IDENTIFICAÇÃO Meu nome de batismo é José Samuel Magalhães, nasci em seis de junho de 1951, na cidade de Tupã, São Paulo.
APELIDO O apelido já está incorporado, então eu acho que não tem problema me chamar de “Jacaré”. Posso até explicar um pouquinho o porquê desse apelido.
Quando eu entrei na Petrobras, em 1978, todos os novatos passaram por um processo de adaptação, processo de conhecimento dos demais – sempre aconteceu isso na Empresa. As brincadeiras eram como se fosse uma espécie de “bicho” (trote) na universidade. Novato na Petrobras, eu entrei na Replan, em Campinas, no período de agosto. Estava chovendo bastante lá na região e os mais velhos pediram para eu subir num tanque, com proteção, com capa, para ver se tinha um jacaré dentro. Eu estranhei: “Como é o processo de você ver um jacaré dentro de um tanque?” Mas, de qualquer forma, você é novo, você vai fazer o que os mais velhos falaram, então subi no tanque para ver o que era. Era um tanque de teto flutuante, estava chovendo muito e eu verifiquei que, embaixo, dentro do tanque, tinha uma peça usada no processo de arraste de água que acumula dentro do tanque. Observei aquilo, mas não vi nenhum jacaré. Aí eu desci, fiz a verificação todinha, vi os mangotes ligados no hidrante, falei: “Ó, está entrando água por um lado e saindo pelo outro.” E voltei para dentro da casa de operação, lá na Replan. Falei: “É, não tem nenhum jacaré lá dentro.” “Como não tem nenhum jacaré, não está funcionando?” Eu falei: ”Não, não tem.
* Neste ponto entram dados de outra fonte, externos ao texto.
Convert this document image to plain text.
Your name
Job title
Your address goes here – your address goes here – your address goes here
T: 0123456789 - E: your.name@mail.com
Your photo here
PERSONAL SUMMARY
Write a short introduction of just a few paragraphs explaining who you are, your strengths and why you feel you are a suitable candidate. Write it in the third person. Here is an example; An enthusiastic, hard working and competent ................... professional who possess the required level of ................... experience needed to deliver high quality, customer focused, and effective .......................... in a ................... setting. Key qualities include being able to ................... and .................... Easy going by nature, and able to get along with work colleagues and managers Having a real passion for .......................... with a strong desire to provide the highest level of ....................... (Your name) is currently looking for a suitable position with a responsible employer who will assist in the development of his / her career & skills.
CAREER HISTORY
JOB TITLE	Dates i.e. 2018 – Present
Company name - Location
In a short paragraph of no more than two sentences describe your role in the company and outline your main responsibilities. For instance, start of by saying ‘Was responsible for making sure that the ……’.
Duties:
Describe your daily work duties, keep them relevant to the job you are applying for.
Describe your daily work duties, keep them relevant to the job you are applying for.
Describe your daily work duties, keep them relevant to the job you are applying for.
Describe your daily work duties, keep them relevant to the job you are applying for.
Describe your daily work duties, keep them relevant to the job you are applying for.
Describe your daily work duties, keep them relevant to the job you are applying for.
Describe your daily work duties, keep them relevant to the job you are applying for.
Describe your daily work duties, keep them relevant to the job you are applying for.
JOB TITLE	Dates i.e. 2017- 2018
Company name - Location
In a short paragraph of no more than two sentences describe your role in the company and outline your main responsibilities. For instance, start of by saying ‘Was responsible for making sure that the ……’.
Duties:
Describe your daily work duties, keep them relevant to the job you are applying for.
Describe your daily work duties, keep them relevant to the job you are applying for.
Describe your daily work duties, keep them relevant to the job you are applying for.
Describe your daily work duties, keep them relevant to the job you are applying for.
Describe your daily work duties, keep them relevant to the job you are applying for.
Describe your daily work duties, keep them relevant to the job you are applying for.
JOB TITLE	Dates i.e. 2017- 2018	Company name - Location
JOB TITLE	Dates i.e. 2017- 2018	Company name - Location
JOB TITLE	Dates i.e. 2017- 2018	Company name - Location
Tem uma peça que faz o arraste da água lá – a gente aprende no curso – e estava tirando a água do tanque.” “Mas você é um jacaré” Aí, pronto, o apelido de “jacaré” pegou na Replan. Depois, eu vim para São Paulo, falavam meu nome mesmo, Samuel, o nome que está no crachá, mas não teve como fugir. Os outros companheiros de Campinas ligaram para o terminal para onde fui transferido e queriam falar com o “Jacaré”. Ninguém sabia quem que era o “Jacaré”. “Mas ele se chama Samuel.” Aí pronto, o apelido se alastrou em São Paulo. Eu sou do movimento sindical, desde que se iniciou, e aí o apelido também pegou e ficou. Hoje, nacionalmente, não só na Petrobras, mas em todo o setor, porque a gente milita no movimento sindical, todo mundo me conhece por “Jacaré”. É igual à história do Lula, daqui a pouco vou ter que incorporar “Jacaré” no sobrenome. Mas eu espero que não. José Samuel “Jacaré” Magalhães é meio difícil, mas eu não vejo nenhum problema, já está incorporado.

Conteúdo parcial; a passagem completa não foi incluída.